Melalui dokumennya Paus Fransiskus berbicara tentang perlunya menumbuhkan rasa prihatin dan peduli yang kolektif untuk mengaja keberlangsungan dan kelestarian bumi sebagai rumah bersama.
Bukan tidak berdasar, hal itu muncul oleh kecemasan pada fakta krisis dan degradasi lingkungan hidup, akibat kerakusan dan kekeliruan manusia dalam mengintepretasi relasinya yang hakiki dengan bumi ini.
Ancaman Lingkungan Hidup
Fakta tentang rusaknya lingkungan hidup bukanlah narasi baru. Selain bencana, salah satu penyebabnya adalah berbagai macam aktivitas manusia. Salah satunya ialah aktivitas seperti penebangan hutan untuk perdagangan maupun pertambangan.
Baca juga: Promo Alfamart Terbaru Senin 7 Juni 2021, Ada Voucher Cashbak 10%, Nikmati Promo Serba 10ribu
Baca juga: Rossi Melorot Posisi 11, Quartararo Raih Waktu Tercepat, Hasil Kualifikasi MotoGP Catalunya 2021
Berdasarkan data World Resources Institute, antara tahun 2019 dan 2020 hutan tropis kehilangan 12,2 juta hektare untuk wilayah tutupan. Deforestasi ini terjadi akibat aktivitas tambang, penebangan ilegal maupun kebakaran hutan.

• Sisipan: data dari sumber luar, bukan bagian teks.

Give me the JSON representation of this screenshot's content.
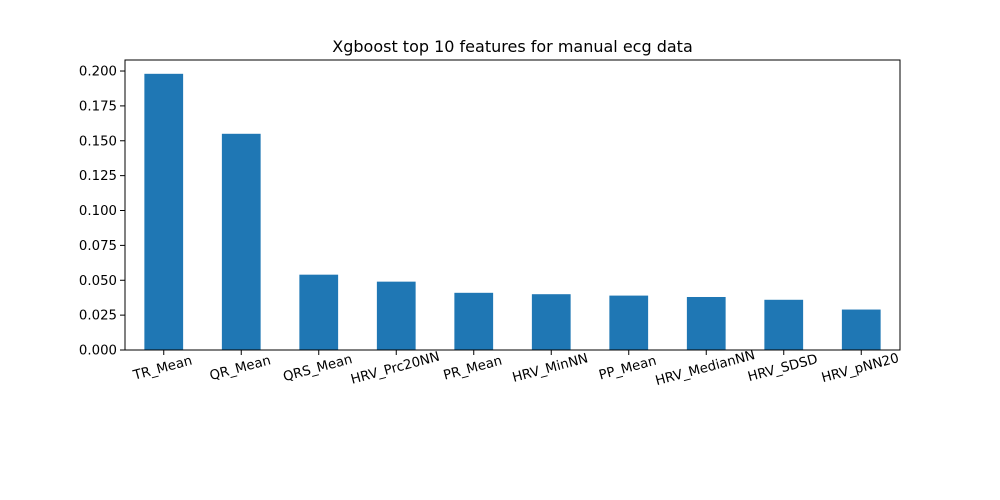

Hilangnya hutan ini membuat tidak ada penahan polusi sehingga polusi yang muncul bisa sebesar 2.64 Gt CO2 atau setara dengan emisi tahunan yang dihasilkan oleh 570 juta mobil (https://research.wri.org).
Selain itu, aktivias rumah tangga pun berdampak pada pencemaran lingkungan karena menyumbangkan 62 persen sampah. Hal ini terjadi karena data dari BPS menunjukkan bahwa ada sekitar 66, 8 persen sampah yang dibakar.
Data dari Katadata Insight Center (KIC) beberapa tahun terakhir menunjukkan bahwa dalam satu jam Indonesia bisa memproduksi 7.300 ton sampah. Setidaknya ada sehari sampah yang dihasilkan adalah 175.200 ton (Wulandari, 2020).
Kita bisa menghitung jumlah sampah yang dihasilkan dalam seminggu, sebulan atau setahun. Ini menyumbang polusi udara dan pencemaran lingkungan yang amat berbahaya bagi bumi ini.
Berkaitan dengan hal di atas, Paus Fransiskus juga menegaskan, bahwa ancaman terhadap Bumi bisa dilacak sejak dikeluarkannya Dokumen Pacem In Teris oleh Paus Yohanes XXIII. Beliau menegaskan tentang bahaya nuklir yang mengancam manusia dan dunia.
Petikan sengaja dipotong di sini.